L'IA Masters Space Invaders de Google (mais ça pue toujours chez Pac-Man)

Entailler une autre victoire pour les machines. Le logiciel du groupe d'intelligence artificielle DeepMind de Google a appris à jouer au jeu classique Atari 2600 Space Invaders à un niveau surhumain.





Le logiciel de Google DeepMind reprend le jeu classique Space Invaders sur Atari 2600.

Cette nouvelle vient via un nouveau papier dans la revue scientifique La nature , qui indique que le logiciel a appris à jouer à 22 titres classiques d'Atari mieux qu'un testeur de jeux vidéo humain expert.
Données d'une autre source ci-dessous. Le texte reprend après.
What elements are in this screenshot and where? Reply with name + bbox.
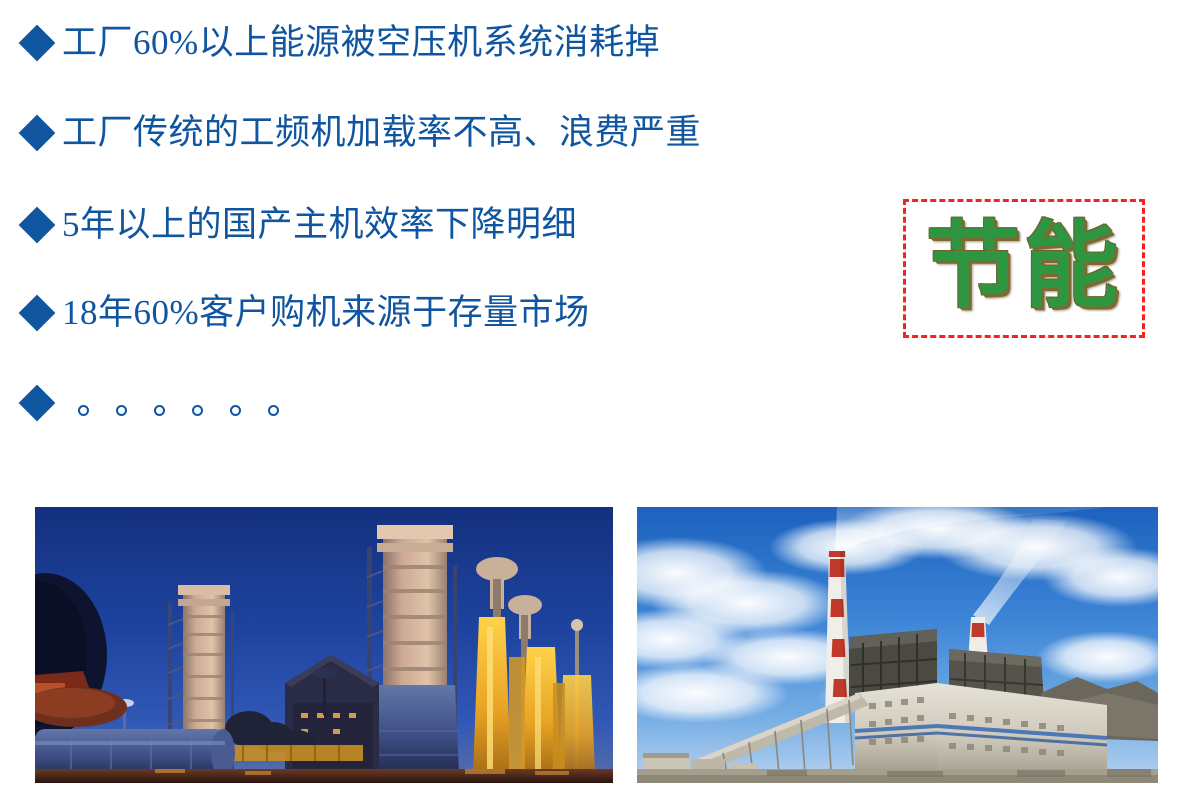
power-plant-illustration [637, 507, 1158, 783]
ellipsis-dots [78, 405, 306, 416]
bullet-item-5 [24, 377, 306, 429]
ellipsis-dot [154, 405, 165, 416]
bullet-item-2-label: 工厂传统的工频机加载率不高、浪费严重 [62, 115, 701, 152]
bullet-item-3: 5年以上的国产主机效率下降明细 [24, 199, 577, 251]
diamond-bullet-icon [19, 385, 56, 422]
ellipsis-dot [78, 405, 89, 416]
photo-coal-power-plant [637, 507, 1158, 783]
bullet-item-1-label: 工厂60%以上能源被空压机系统消耗掉 [62, 25, 660, 62]
diamond-bullet-icon [19, 25, 56, 62]
ellipsis-dot [268, 405, 279, 416]
bullet-item-4: 18年60%客户购机来源于存量市场 [24, 287, 590, 339]
diamond-bullet-icon [19, 207, 56, 244]
slide-canvas: 工厂60%以上能源被空压机系统消耗掉 工厂传统的工频机加载率不高、浪费严重 5年… [0, 0, 1200, 801]
photo-refinery-at-dusk [35, 507, 613, 783]
bullet-item-4-label: 18年60%客户购机来源于存量市场 [62, 295, 590, 332]
diamond-bullet-icon [19, 115, 56, 152]
energy-saving-label: 节能 [926, 220, 1122, 318]
energy-saving-callout-box: 节能 [903, 199, 1145, 338]
bullet-item-1: 工厂60%以上能源被空压机系统消耗掉 [24, 17, 660, 69]
bullet-item-2: 工厂传统的工频机加载率不高、浪费严重 [24, 107, 701, 159]
refinery-illustration [35, 507, 613, 783]
ellipsis-dot [230, 405, 241, 416]
ellipsis-dot [192, 405, 203, 416]
bullet-item-3-label: 5年以上的国产主机效率下降明细 [62, 207, 577, 244]
ellipsis-dot [116, 405, 127, 416]
diamond-bullet-icon [19, 295, 56, 332]
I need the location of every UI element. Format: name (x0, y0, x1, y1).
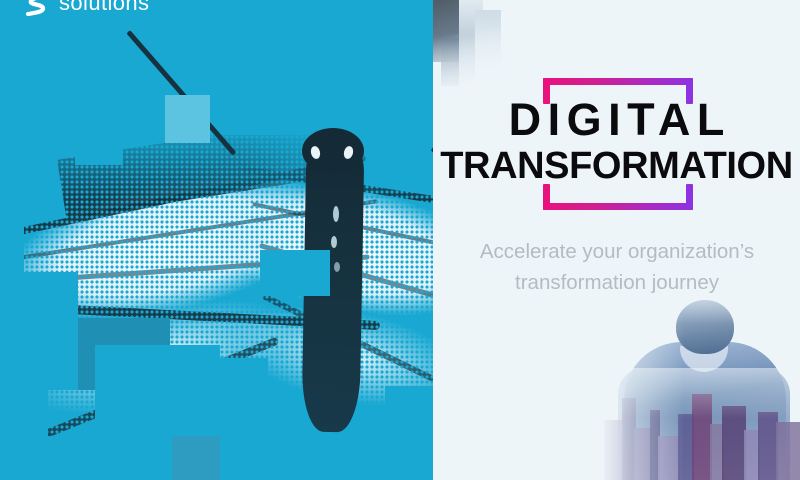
swirl-ribbon-mark-icon (24, 0, 50, 16)
mosaic-block (96, 400, 172, 480)
mosaic-block (0, 330, 78, 390)
mosaic-block (165, 95, 210, 143)
brand-logo[interactable]: solutions (24, 0, 149, 16)
mosaic-block (0, 135, 30, 180)
right-content-panel: DIGITAL TRANSFORMATION Accelerate your o… (433, 0, 800, 480)
bracket-bottom-right (686, 184, 693, 210)
moth-body-marking (331, 236, 337, 248)
logo-wordmark: solutions (59, 0, 149, 16)
mosaic-block (260, 250, 330, 296)
mosaic-block (0, 180, 24, 272)
sky-fill-solid (0, 0, 433, 135)
double-exposure-fade (600, 280, 800, 480)
left-artwork-panel (0, 0, 433, 480)
bracket-top-bar (543, 78, 693, 85)
headline-line-transformation: TRANSFORMATION (433, 146, 800, 186)
mosaic-block (48, 436, 96, 480)
mosaic-block (385, 386, 433, 432)
mosaic-block (0, 272, 78, 320)
headline-line-digital: DIGITAL (433, 96, 800, 144)
bracket-bottom-bar (543, 203, 693, 210)
mosaic-block (318, 434, 366, 480)
moth-body-marking (334, 262, 340, 272)
digital-transformation-banner: DIGITAL TRANSFORMATION Accelerate your o… (0, 0, 800, 480)
headline: DIGITAL TRANSFORMATION (433, 96, 800, 186)
moth-body-marking (333, 206, 339, 222)
mosaic-block (0, 390, 48, 436)
mosaic-block (75, 120, 123, 165)
subtitle-text: Accelerate your organization’s transform… (447, 236, 787, 298)
mosaic-block (170, 436, 220, 480)
mosaic-block (222, 390, 270, 440)
businessman-city-double-exposure (600, 280, 800, 480)
faded-photo-fragment (433, 0, 505, 92)
mosaic-block (0, 436, 48, 480)
bracket-bottom-left (543, 184, 550, 210)
photo-fragment-fade (433, 0, 505, 92)
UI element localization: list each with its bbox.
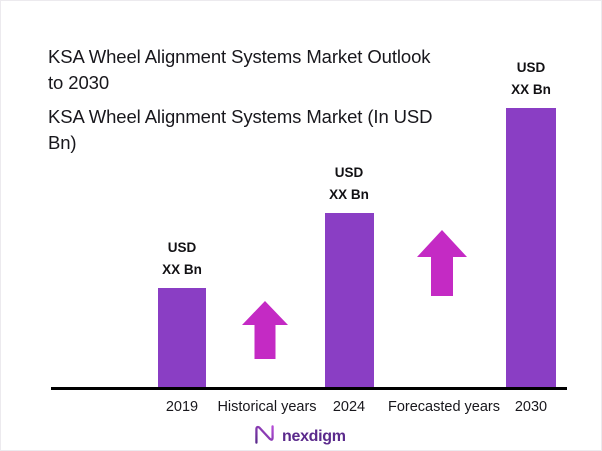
bar-2019 [158, 288, 206, 388]
data-label-2030-line-1: USD [472, 57, 590, 79]
brand-logo-text: nexdigm [282, 428, 346, 446]
data-label-2030-line-2: XX Bn [472, 79, 590, 101]
axis-label-2019: 2019 [142, 397, 222, 417]
data-label-2019-line-1: USD [122, 237, 242, 259]
data-label-2030: USD XX Bn [472, 57, 590, 101]
brand-logo: nexdigm [254, 425, 346, 449]
data-label-2024: USD XX Bn [289, 162, 409, 206]
bar-2024 [325, 213, 374, 388]
up-arrow-forecasted-icon [417, 230, 467, 296]
axis-label-forecasted-years: Forecasted years [384, 397, 504, 417]
axis-label-2024: 2024 [309, 397, 389, 417]
up-arrow-historical-icon [242, 301, 288, 359]
data-label-2019-line-2: XX Bn [122, 259, 242, 281]
axis-label-historical-years: Historical years [214, 397, 320, 417]
plot-area: USD XX Bn USD XX Bn USD XX Bn 2019 Histo… [1, 1, 602, 451]
x-axis-line [51, 387, 567, 390]
nexdigm-wave-icon [254, 425, 275, 449]
data-label-2024-line-1: USD [289, 162, 409, 184]
chart-infographic: KSA Wheel Alignment Systems Market Outlo… [0, 0, 602, 451]
axis-label-2030: 2030 [491, 397, 571, 417]
data-label-2024-line-2: XX Bn [289, 184, 409, 206]
data-label-2019: USD XX Bn [122, 237, 242, 281]
bar-2030 [506, 108, 556, 388]
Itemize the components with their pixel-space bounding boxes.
L'ouvrage met à jour une papier antérieur sur le même logiciel publié lors d'une conférence sur l'IA fin 2013. À l'époque, le logiciel avait pris sept titres et il ne pouvait surpasser les humains qu'à trois. À l'époque, DeepMind était une startup indépendante.
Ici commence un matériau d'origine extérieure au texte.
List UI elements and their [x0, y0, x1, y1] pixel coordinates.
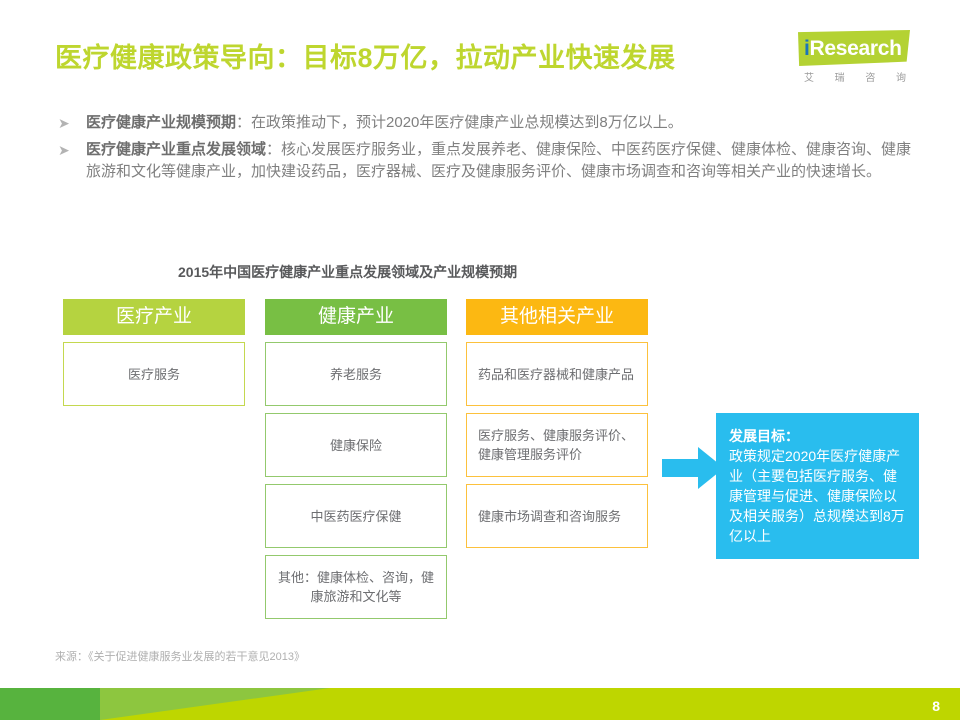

Peu de temps après, DeepMind a été acquis par Google pour 628 millions de dollars, et le PDG de Google, Larry Page, a présenté le logiciel lors de la conférence TED de 2014. Examen de la technologie MIT s'est plongé dans son fonctionnement dans un profil du leader de DeepMind, Demis Hassabis, en décembre dernier (voir Intelligence Designer de Google).



L'équipe de Hassabis, appelée Google DeepMind , a maintenant développé une version plus complexe et optimisée du réseau Q profond qui a pris en charge 49 jeux Atari différents. Qu'il soit devenu un joueur surhumain de 22 d'entre eux, dont Space Invaders, souligne la puissance de la technologie de DeepMind. Mais la façon dont il a pris du retard sur les performances humaines de 20 autres, et ne l'a égalé que pour le reste, rappelle que même ce logiciel exceptionnellement capable n'a encore qu'une intelligence limitée.

Le jeu classique Ms. Pac-Man illustre parfaitement la plus grande limitation du logiciel : il est incapable de faire des plans aussi loin que quelques secondes à l'avance. Cela empêche le système de comprendre comment traverser le labyrinthe en toute sécurité pour manger les derniers granulés et terminer un niveau. Il est également incapable d'apprendre que manger certaines boulettes magiques vous permet de manger les fantômes que vous devez éviter à tout prix.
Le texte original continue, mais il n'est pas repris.